Plasmode simulation for the evaluation of pharmacoepidemiologic methods in complex healthcare databases

Comput Stat Data Anal. 2014 Apr:72:219-226. doi: 10.1016/j.csda.2013.10.018.

Abstract

Longitudinal healthcare claims databases are frequently used for studying the comparative safety and effectiveness of medications, but results from these studies may be biased due to residual confounding. It is unclear whether methods for confounding adjustment that have been shown to perform well in small, simple nonrandomized studies are applicable to the large, complex pharmacoepidemiologic studies created from secondary healthcare data. Ordinary simulation approaches for evaluating the performance of statistical methods do not capture important features of healthcare claims. A statistical framework for creating replicated simulation datasets from an empirical cohort study in electronic healthcare claims data is developed and validated.
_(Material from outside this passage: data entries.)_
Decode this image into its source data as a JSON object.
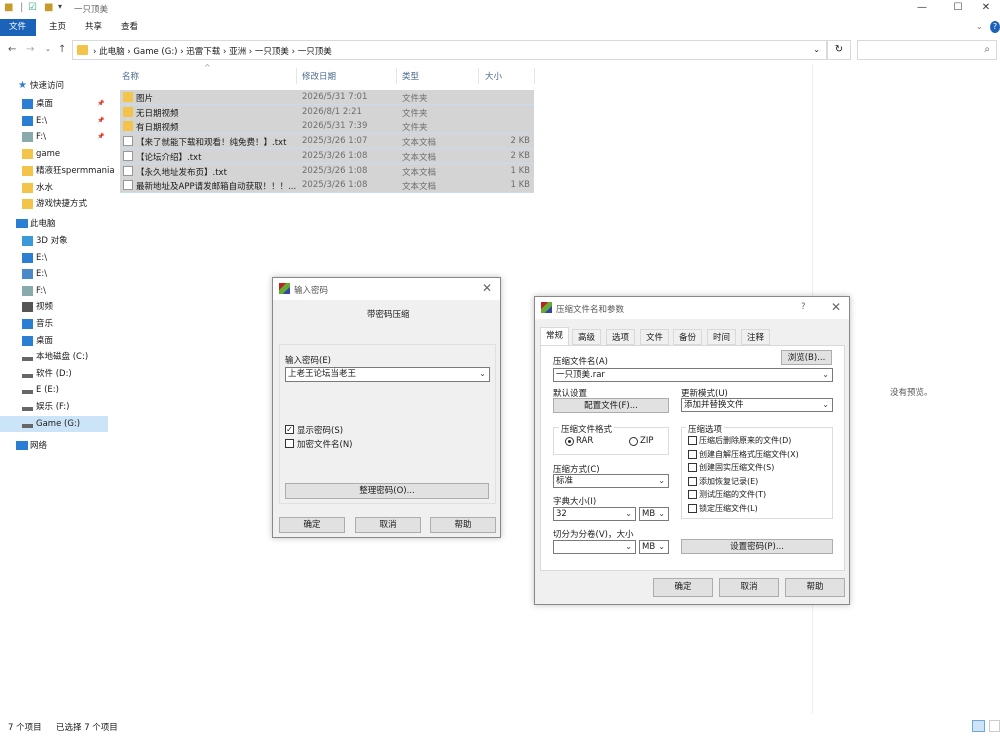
{
  "window": {
    "title": "一只顶美",
    "min": "—",
    "max": "☐",
    "close": "✕"
  },
  "ribbon": {
    "tabs": [
      "文件",
      "主页",
      "共享",
      "查看"
    ]
  },
  "address": {
    "crumbs": "›  此电脑  ›  Game (G:)  ›  迅雷下载  ›  亚洲  ›  一只顶美  ›  一只顶美",
    "refresh_icon": "↻",
    "search_icon": "⌕"
  },
  "nav": {
    "quick_access": "快速访问",
    "items": [
      {
        "label": "桌面",
        "icon": "desktop-icon",
        "pinned": true
      },
      {
        "label": "E:\\",
        "icon": "download-icon",
        "pinned": true
      },
      {
        "label": "F:\\",
        "icon": "doc-icon",
        "pinned": true
      },
      {
        "label": "game",
        "icon": "folder-icon",
        "pinned": false
      },
      {
        "label": "精液狂spermmania",
        "icon": "folder-icon",
        "pinned": false
      },
      {
        "label": "水水",
        "icon": "folder-icon",
        "pinned": false
      },
      {
        "label": "游戏快捷方式",
        "icon": "folder-icon",
        "pinned": false
      }
    ],
    "this_pc": "此电脑",
    "pc_items": [
      {
        "label": "3D 对象",
        "icon": "cube-icon"
      },
      {
        "label": "E:\\",
        "icon": "download-icon"
      },
      {
        "label": "E:\\",
        "icon": "image-icon"
      },
      {
        "label": "F:\\",
        "icon": "doc-icon"
      },
      {
        "label": "视频",
        "icon": "video-icon"
      },
      {
        "label": "音乐",
        "icon": "music-icon"
      },
      {
        "label": "桌面",
        "icon": "desktop-icon"
      },
      {
        "label": "本地磁盘 (C:)",
        "icon": "drive-icon"
      },
      {
        "label": "软件 (D:)",
        "icon": "drive-icon"
      },
      {
        "label": "E (E:)",
        "icon": "drive-icon"
      },
      {
        "label": "娱乐 (F:)",
        "icon": "drive-icon"
      },
      {
        "label": "Game (G:)",
        "icon": "drive-icon"
      }
    ],
    "network": "网络"
  },
  "columns": {
    "name": "名称",
    "date": "修改日期",
    "type": "类型",
    "size": "大小"
  },
  "files": [
    {
      "name": "图片",
      "date": "2026/5/31 7:01",
      "type": "文件夹",
      "size": "",
      "kind": "folder"
    },
    {
      "name": "无日期视频",
      "date": "2026/8/1 2:21",
      "type": "文件夹",
      "size": "",
      "kind": "folder"
    },
    {
      "name": "有日期视频",
      "date": "2026/5/31 7:39",
      "type": "文件夹",
      "size": "",
      "kind": "folder"
    },
    {
      "name": "【来了就能下载和观看！纯免费！】.txt",
      "date": "2025/3/26 1:07",
      "type": "文本文档",
      "size": "2 KB",
      "kind": "txt"
    },
    {
      "name": "【论坛介绍】.txt",
      "date": "2025/3/26 1:08",
      "type": "文本文档",
      "size": "2 KB",
      "kind": "txt"
    },
    {
      "name": "【永久地址发布页】.txt",
      "date": "2025/3/26 1:08",
      "type": "文本文档",
      "size": "1 KB",
      "kind": "txt"
    },
    {
      "name": "最新地址及APP请发邮箱自动获取！！！....",
      "date": "2025/3/26 1:08",
      "type": "文本文档",
      "size": "1 KB",
      "kind": "txt"
    }
  ],
  "preview": {
    "text": "没有预览。"
  },
  "status": {
    "count": "7 个项目",
    "selected": "已选择 7 个项目"
  },
  "pwd_dialog": {
    "title": "输入密码",
    "heading": "带密码压缩",
    "label": "输入密码(E)",
    "value": "上老王论坛当老王",
    "show_pwd": "显示密码(S)",
    "show_pwd_checked": true,
    "encrypt_names": "加密文件名(N)",
    "encrypt_checked": false,
    "organize": "整理密码(O)...",
    "ok": "确定",
    "cancel": "取消",
    "help": "帮助"
  },
  "rar_dialog": {
    "title": "压缩文件名和参数",
    "help_q": "?",
    "tabs": [
      "常规",
      "高级",
      "选项",
      "文件",
      "备份",
      "时间",
      "注释"
    ],
    "archive_label": "压缩文件名(A)",
    "browse": "浏览(B)...",
    "archive_value": "一只顶美.rar",
    "default_label": "默认设置",
    "profiles": "配置文件(F)...",
    "update_label": "更新模式(U)",
    "update_value": "添加并替换文件",
    "format_group": "压缩文件格式",
    "fmt_rar": "RAR",
    "fmt_zip": "ZIP",
    "method_label": "压缩方式(C)",
    "method_value": "标准",
    "dict_label": "字典大小(I)",
    "dict_value": "32",
    "dict_unit": "MB",
    "split_label": "切分为分卷(V)，大小",
    "split_value": "",
    "split_unit": "MB",
    "options_group": "压缩选项",
    "options": [
      "压缩后删除原来的文件(D)",
      "创建自解压格式压缩文件(X)",
      "创建固实压缩文件(S)",
      "添加恢复记录(E)",
      "测试压缩的文件(T)",
      "锁定压缩文件(L)"
    ],
    "set_pwd": "设置密码(P)...",
    "ok": "确定",
    "cancel": "取消",
    "help": "帮助"
  }
}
The approach relies on resampling from the observed covariate and exposure data without modification in all simulated datasets to preserve the associations among these variables. Repeated outcomes are simulated using a true treatment effect of the investigator's choice and the baseline hazard function estimated from the empirical data. As an example, this framework is applied to a study of high versus low-intensity statin use and cardiovascular outcomes. Simulated data is based on real data drawn from Medicare Parts A and B linked with a prescription drug insurance claims database maintained by Caremark. Properties of the data simulated using this framework are compared with the empirical data on which the simulations were based. In addition, the simulated datasets are used to compare variable selection strategies for confounder adjustmentvia the propensity score, including high-dimensional approaches that could not be evaluated with ordinary simulation methods. The simulated datasets are found to closely resemble the observed complex data structure but have the advantage of an investigator-specified exposure effect.

Keywords: pharmacoepidemiology; propensity score; simulation; variable selection.